Onu da anlatırım. Şimdi konuya devam edeyim. Üniversite bittikten sonra Turgut Özal dönemiydi, Ermeni meselesi dünya gündemine oturmuş, Osmanlı arşivleri önem kazanmıştı. Bu sebeple 1980’lerin ikinci yarısında Osmanlı Arşivlerine çok sayıda Osmanlıca bilen uzman alındı. Biz de tarihten mezun olan sınıf arkadaşlarımızla müracaat ettik ve sınavı kazandık. İki sene kadar arşivde çalıştım. 1987’lerin sonunda Almanya’daki Hürriyet Radyosu Kazak Türkçesi yayınları bölümünün dil bilen uzman alımı için imtihan açmıştı. Bu imtihana Kazakça ve İngilizce iyi bilenler müracaat edebiliyordu. Bazı büyüklerimiz beni işaret etmişler, bundan benim haberim yoktu. Çünkü o dönemde Türkiye’deki Kazak gençleri arasında en iyi Kazakça bilen benmişim.

Bir alanda uzman olmak da aranılan kişi yapıyor insanı, nasıl geliştirmiştiniz Kazakça dil bilginizi?

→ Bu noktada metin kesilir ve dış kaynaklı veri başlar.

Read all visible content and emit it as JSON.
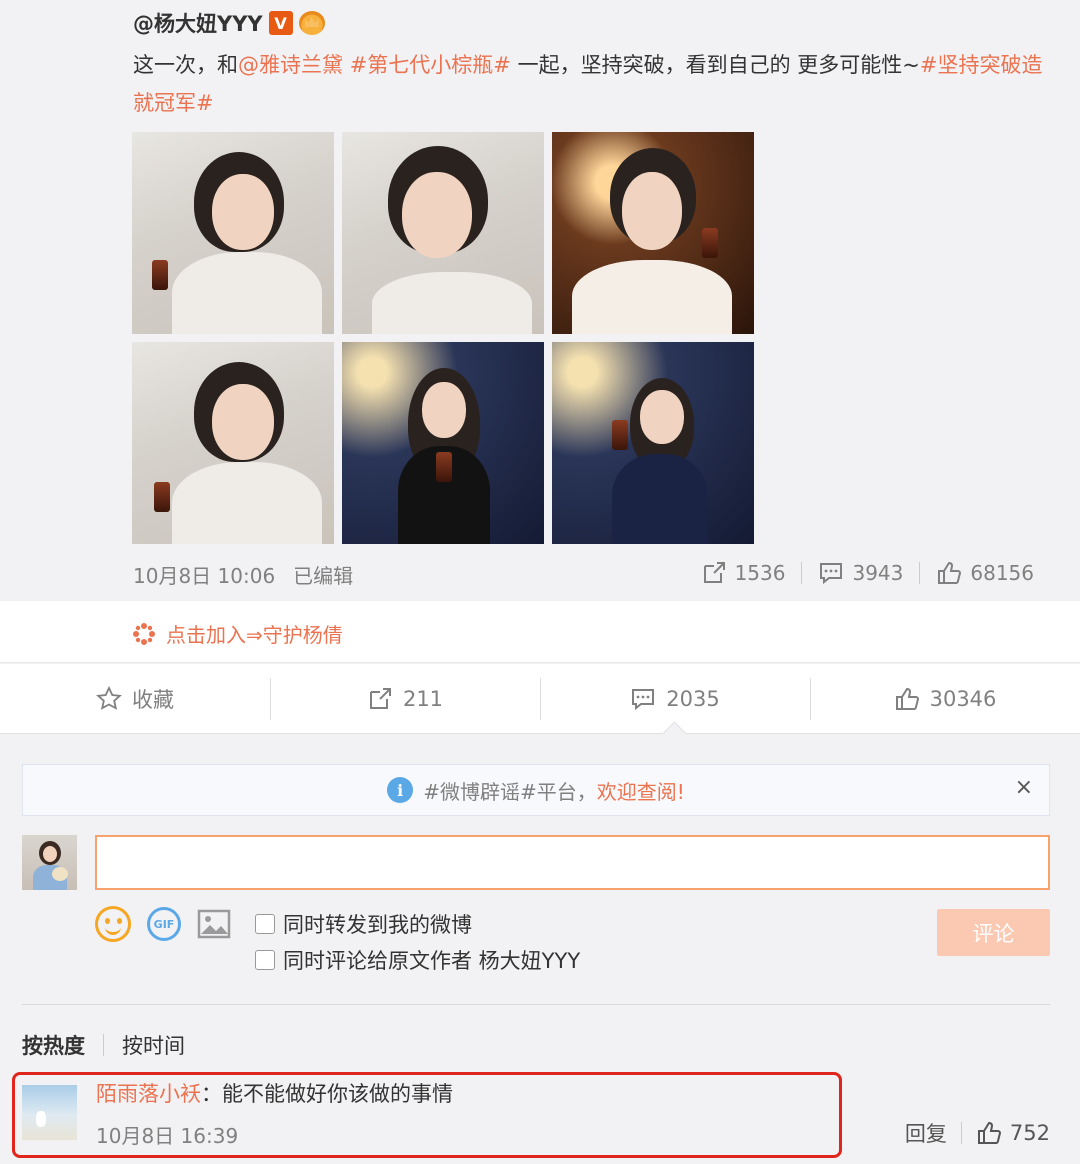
{
  "post": {
    "author": "@杨大妞YYY",
    "verified_badge": "V",
    "text_segments": [
      {
        "text": "这一次，和",
        "link": false
      },
      {
        "text": "@雅诗兰黛",
        "link": true
      },
      {
        "text": " ",
        "link": false
      },
      {
        "text": "#第七代小棕瓶#",
        "link": true
      },
      {
        "text": " 一起，坚持突破，看到自己的 更多可能性~",
        "link": false
      },
      {
        "text": "#坚持突破造就冠军#",
        "link": true
      }
    ],
    "photo_count": 6,
    "date": "10月8日 10:06",
    "edited": "已编辑",
    "reposts": "1536",
    "comments": "3943",
    "likes": "68156"
  },
  "join": {
    "label": "点击加入⇒守护杨倩"
  },
  "toolbar": {
    "favorite": "收藏",
    "forward": "211",
    "comment": "2035",
    "like": "30346"
  },
  "notice": {
    "text": "#微博辟谣#平台，",
    "highlight": "欢迎查阅!",
    "close": "×"
  },
  "compose": {
    "placeholder": "",
    "repost_option": "同时转发到我的微博",
    "comment_option": "同时评论给原文作者 杨大妞YYY",
    "submit": "评论",
    "gif_label": "GIF"
  },
  "sort": {
    "hot": "按热度",
    "time": "按时间"
  },
  "comment": {
    "user": "陌雨落小袄",
    "colon": "：",
    "text": "能不能做好你该做的事情",
    "time": "10月8日 16:39",
    "reply": "回复",
    "likes": "752"
  },
  "colors": {
    "accent": "#eb7350",
    "highlight_border": "#e0261c",
    "info_blue": "#5aa8e6",
    "emoji_yellow": "#f5a623"
  }
}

Anlatayım. Ben öğrencilik yıllarımda SSCB içinde yer alan Kazakistan’da yurtdışıyla temas kuran “Vatan” adında bir derneğin bulunduğundan haberdar oldum ve ona mektup yazdım. O dernek bana Kiril harfli Kazakça romanlar göndermeye başladı. Fakat Kiril alfabesini bilmiyordum. Önce bu alfabeyi çözdüm. Sonra baktım romanlardaki bazı Kazakça kelimeleri de anlamıyorum. Kazak ailesindenim. Anam babam evde devamlı Kazakça konuşuyor. Ama benim ailem tahsilli insanlar değil, okuma yazmayı bile sonradan öğrenmiş insanlar. Kazakça bilgimiz “nasılsın, iyi misin, ne var, ne yok, gel ye, iç, gel, otur” gibi günlük konuşma diliyle sınırlıydı. Bu sebeple romanlardaki edebi Kazakçayı anlamıyordum. Bir sözlük ihtiyacım vardı. Ama Türkiye’de o dönemde Kazakça sözlük bulmak mümkün değildi. Bunun üzerine o yıllarda Türkiye Kazakları içinde kitaplar yazan, araştırmalar yapan Halife Altay isminde bir büyüğümüz vardı. Ara sıra evine gider, sohbet eder. Verdiği kitapları okurdum. Böyle bir sözlük belki onda olabilirdi. Tahminim doğru çıktı. Onda iki ciltlik Kazakçadan Kazakçaya izahlı sözlük varmış. Onu bir günlüğüne ödünç aldım. Fotokopiciye götürüp fotokopi yaptırıp kitap gibi ciltlettim. Böylece bir sözlüğüm olmuş oldu. Hiç unutmuyorum, yazın sıcak günlerinde arkadaşlarım top oynuyor, koşturuyor, denizlere girip serinliyorlar. Ben ise evde oturmuş kitap okuyorum, bilmediğim kelimeleri sözlükten bakıyorum. Ama işte bunlar benim Kazakça bilgimi muazzam geliştirmişti.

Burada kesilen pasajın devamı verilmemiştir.